All of the SSDs we used for the workers have failed as well, 2 last year and 
the last one last month. In response to these failures, someone else also 
suggested that we should not use SSDs. I've run one of the workers off of three 
independent hard disks for the past year, and my opinion is that the 
performance and power consumption of SSDs is much better and I will switch the 
hard disk-based worker back to an SSD in the future. You can read this 
discussion here:

https://trac.macports.org/ticket/60178



Re: Build servers offline due to failed SSD

2021-03-06 Thread Dave C via macports-users
This applies to affordable SSDs. As you say, the ones that are on par (re. 
reliability) with HDDs are $pendy.

It’s something to do with an SSD’s limited number of write cycles, if I 
remember...

Dave

- - - 

> Isn’t SSD a bad choice for server duty? No server farms use them, apparently 
> due to short lifespan.
> 
> Dave



Re: Build servers offline due to failed SSD

2021-03-06 Thread Andrew Udvare


> On 2021-03-07, at 01:20, Dave C via macports-users 
>  wrote:
> 
> Isn’t SSD a bad choice for server duty? No server farms use them, apparently 
> due to short lifespan.
> 
> Dave

Plenty of servers use SSDs now, usually with HDDs to lower cost. The default 
option on AWS EC2 is to use an SSD.

There are enterprise grade SSDs that basically have the same characteristics as 
enterprise HDDs. Usually they are not as cheap as HDDs but sometimes are due to 
the underlying technology. Spinning discs will remain useful for long term 
storage that can tolerate large delays, but I don't see them being used for 
much else soon.

If SSDs become as cheap as HDDs with the same expected enterprise-level 
tolerances, there will be no reason to keep HDDs. That would mean you get the 
same benefits as an HDD, but with huge performance increases, and huge 
decreases in power usage.

Andrew

Re: Build servers offline due to failed SSD

2021-03-06 Thread Dave C via macports-users
Isn’t SSD a bad choice for server duty? No server farms use them, apparently 
due to short lifespan.

Dave


Re: Build servers offline due to failed SSD

2021-03-06 Thread Ryan Schmidt



On Mar 2, 2021, at 09:03, Ryan Schmidt wrote:

> On Feb 21, 2021, at 10:08, Ryan Schmidt wrote:
> 
>> We got through the winter storms but now there's a new problem. The SSD that 
>> the buildmaster VM is stored on and that boots up VMware ESXi is failing. 
>> I'm currently setting up a new ESXi startup disk and trying to find a 
>> temporary disk I can move that VM to to get us back up and running.
> 
> Builds are resuming though the buildmaster web interface is not yet available.
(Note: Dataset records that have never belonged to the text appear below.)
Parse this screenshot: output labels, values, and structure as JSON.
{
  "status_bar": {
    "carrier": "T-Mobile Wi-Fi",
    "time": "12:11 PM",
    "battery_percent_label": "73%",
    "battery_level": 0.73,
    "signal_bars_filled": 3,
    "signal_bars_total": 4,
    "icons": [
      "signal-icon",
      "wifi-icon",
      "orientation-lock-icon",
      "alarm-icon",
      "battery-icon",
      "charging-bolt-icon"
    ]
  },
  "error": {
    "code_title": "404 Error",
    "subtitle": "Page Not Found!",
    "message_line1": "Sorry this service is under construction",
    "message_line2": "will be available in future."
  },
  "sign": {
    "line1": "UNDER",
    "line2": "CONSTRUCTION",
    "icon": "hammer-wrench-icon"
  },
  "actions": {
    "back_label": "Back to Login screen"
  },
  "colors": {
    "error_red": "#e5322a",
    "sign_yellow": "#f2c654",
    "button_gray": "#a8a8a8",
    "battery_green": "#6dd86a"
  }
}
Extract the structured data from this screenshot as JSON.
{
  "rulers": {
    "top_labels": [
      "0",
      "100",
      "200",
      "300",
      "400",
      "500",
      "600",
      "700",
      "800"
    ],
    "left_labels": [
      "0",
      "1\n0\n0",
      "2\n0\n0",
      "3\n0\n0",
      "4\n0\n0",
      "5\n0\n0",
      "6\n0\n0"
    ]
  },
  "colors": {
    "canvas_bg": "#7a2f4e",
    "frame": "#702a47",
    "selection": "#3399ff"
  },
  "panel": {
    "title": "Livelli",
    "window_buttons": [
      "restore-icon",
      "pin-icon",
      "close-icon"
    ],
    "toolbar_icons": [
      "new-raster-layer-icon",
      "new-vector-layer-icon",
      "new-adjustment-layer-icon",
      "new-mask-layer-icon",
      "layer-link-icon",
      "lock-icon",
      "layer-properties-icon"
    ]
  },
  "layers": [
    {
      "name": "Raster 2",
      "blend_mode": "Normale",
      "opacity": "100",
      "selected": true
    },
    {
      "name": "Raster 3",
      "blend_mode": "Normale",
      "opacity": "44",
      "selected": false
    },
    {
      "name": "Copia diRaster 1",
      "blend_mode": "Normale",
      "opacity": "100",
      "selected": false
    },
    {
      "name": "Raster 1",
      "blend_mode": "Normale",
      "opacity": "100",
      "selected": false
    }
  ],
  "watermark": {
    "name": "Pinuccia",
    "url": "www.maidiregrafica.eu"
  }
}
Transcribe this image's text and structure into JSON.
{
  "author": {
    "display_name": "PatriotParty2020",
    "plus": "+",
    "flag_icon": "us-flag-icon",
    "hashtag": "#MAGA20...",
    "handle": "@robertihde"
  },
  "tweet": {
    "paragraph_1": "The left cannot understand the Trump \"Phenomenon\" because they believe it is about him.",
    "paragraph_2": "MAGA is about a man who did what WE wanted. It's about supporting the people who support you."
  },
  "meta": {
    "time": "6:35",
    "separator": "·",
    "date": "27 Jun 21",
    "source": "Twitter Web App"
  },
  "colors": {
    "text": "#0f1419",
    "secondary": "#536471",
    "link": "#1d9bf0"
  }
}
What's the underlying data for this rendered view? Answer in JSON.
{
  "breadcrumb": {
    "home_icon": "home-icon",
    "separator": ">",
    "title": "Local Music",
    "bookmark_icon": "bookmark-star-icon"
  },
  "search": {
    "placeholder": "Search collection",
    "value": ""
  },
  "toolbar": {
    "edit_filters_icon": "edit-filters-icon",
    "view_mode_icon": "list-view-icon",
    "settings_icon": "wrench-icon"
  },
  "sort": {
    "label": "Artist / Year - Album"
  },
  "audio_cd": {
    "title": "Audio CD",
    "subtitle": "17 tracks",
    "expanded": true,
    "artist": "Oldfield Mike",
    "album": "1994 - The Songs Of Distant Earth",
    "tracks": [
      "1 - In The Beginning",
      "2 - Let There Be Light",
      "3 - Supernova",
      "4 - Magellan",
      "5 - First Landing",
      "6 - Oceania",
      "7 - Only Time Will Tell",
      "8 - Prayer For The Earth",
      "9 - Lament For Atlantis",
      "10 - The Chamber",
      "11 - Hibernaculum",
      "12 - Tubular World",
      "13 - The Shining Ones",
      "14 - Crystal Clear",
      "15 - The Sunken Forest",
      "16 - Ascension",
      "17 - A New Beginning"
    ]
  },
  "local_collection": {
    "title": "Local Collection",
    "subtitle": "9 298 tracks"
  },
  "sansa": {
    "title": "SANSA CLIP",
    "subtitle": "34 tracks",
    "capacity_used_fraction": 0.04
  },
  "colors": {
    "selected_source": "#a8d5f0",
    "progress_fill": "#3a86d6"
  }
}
The buildbot web interface has been available read-only for a few days and is 
now back to normal functionality. The backlog of builds has been mostly 
completed, except on 10.15. The buildmaster is still running on a slow 
temporary disk so it's probably best not to access it unless you have to.

Re: Build servers offline due to failed SSD

2021-03-02 Thread Ryan Schmidt



On Feb 21, 2021, at 10:08, Ryan Schmidt wrote:

> We got through the winter storms but now there's a new problem. The SSD that 
> the buildmaster VM is stored on and that boots up VMware ESXi is failing. I'm 
> currently setting up a new ESXi startup disk and trying to find a temporary 
> disk I can move that VM to to get us back up and running.

Builds are resuming though the buildmaster web interface is not yet available.



Build servers offline due to failed SSD

2021-02-21 Thread Ryan Schmidt
We got through the winter storms but now there's a new problem. The SSD that 
the buildmaster VM is stored on and that boots up VMware ESXi is failing. I'm 
currently setting up a new ESXi startup disk and trying to find a temporary 
disk I can move that VM to to get us back up and running.

The long-term plan is to rewrite the build system to run under buildbot version 
2. I already created a buildbot 2 VM on a new SSD last year but I haven't 
finished rewriting the configuration so we can't just switch to that yet.